Because much of the heaviest fighting on Guadalcanal took place within a few miles of Henderson Field, and the site of the present town of Honiara, capital of the Solomons, we are able to visit most of the sights in a day, by mini-van.
Much of the dense vegetation on Guadalcanal was cleared away later in the war as the island was developed into an important Allied base. Today the jungle has receded and some of the steep slopes and ravines are now gently rolling hills dotted with houses. Yet Red Beach, where units of the 1st, 5th and 11th Marines of the First Marine Division first came ashore in a deceptively easy landing on Aug. 7, 1942, looks much the same as in old photos, and the jungle-covered banks of the Ilu River, which served as the east flank of the Marines' perimeter and the scene of an early battle, seem unchanged after 45 years.
On Mount Austin, we look out from the top of the stark white Japanese war memorial toward Henderson Field. Japanese troops, hungry and racked by tropical diseases, gazed out at this same sight -- the small, primitive airfield that was at once an unattainable prize and a symbol of their unavoidable defeat.
But battlefields and war relics are not the only attractions of the South Pacific. Many of the inhabitants of the Trobriands and Santa Cruz Islands look as if they have just stepped from the pages of an anthropology textbook. In fact, some of them have, since this area was also the site of many classic anthropological studies.

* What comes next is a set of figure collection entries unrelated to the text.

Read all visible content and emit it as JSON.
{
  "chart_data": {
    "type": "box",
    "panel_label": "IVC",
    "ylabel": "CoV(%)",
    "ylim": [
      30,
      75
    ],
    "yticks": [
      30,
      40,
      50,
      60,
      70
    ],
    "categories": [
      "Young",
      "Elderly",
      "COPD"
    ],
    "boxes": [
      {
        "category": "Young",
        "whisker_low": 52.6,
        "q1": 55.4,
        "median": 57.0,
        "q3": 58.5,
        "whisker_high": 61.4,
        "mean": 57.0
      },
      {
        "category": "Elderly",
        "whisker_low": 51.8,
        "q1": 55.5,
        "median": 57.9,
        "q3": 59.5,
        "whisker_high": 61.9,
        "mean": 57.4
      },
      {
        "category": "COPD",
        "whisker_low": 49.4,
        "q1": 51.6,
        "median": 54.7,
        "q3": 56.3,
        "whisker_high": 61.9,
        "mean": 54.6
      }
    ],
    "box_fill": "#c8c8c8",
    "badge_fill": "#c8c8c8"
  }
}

On Tikopia in the Santa Cruz Islands, on one of the rare sunny afternoons, we take a break from battles and go exploring. We go in by rubber boat, stroll along the beach, wander through villages of leaf and bark houses, and bargain for handicrafts with Tikopians who still sport the traditional tattoos and "tapa" clothing.
These seemingly casual excursions take a good bit of arranging. The Illiria's three-hour call at Tikopia was made possible by a $500 donation to the local hospital by the tour company, as well as an additional $500 for the local school -- plus landing fees and gifts of sugar, rice, cigarettes and beer to Tikopia's four principal chiefs. (On this particular trip, the chiefs also received Smithsonian T-shirts.)
Despite the inconveniences and less than idyllic weather, morale on our trip remains high. Toward the end of the tour, we gather in the ship's lounge and talk about our impressions.
Vivian, the former nurse at Milne Bay, had finally discovered the fate of the hospital where 40 years ago she had helped care for the Marines returning from Tarawa. At the Illiria's first stop, tiny Samarai Island, just off the southeast coast of Papua New Guinea, she had learned that the jungle has pretty much taken over the site now -- but that some of the metal from the hospital was used to build the school on the island. "I feel good about that," she says. "I completed my mission and will tell the eight other remaining nurses what I learned."
"I feel as if I offered my youth on that island," says the former rifle platoon leader of his time on Bougainville. "I'm glad I did that, but I feel as if I lost something, and I guess I was looking to get something back ... Seeing the people out here, coming into independence and freedom without bloodshed, makes it seem as if what we did was worthwhile." Ronald Spector, author of "Eagle Against the Sun: The American War With Japan," is at work on a book about the latter years of the Vietnam war.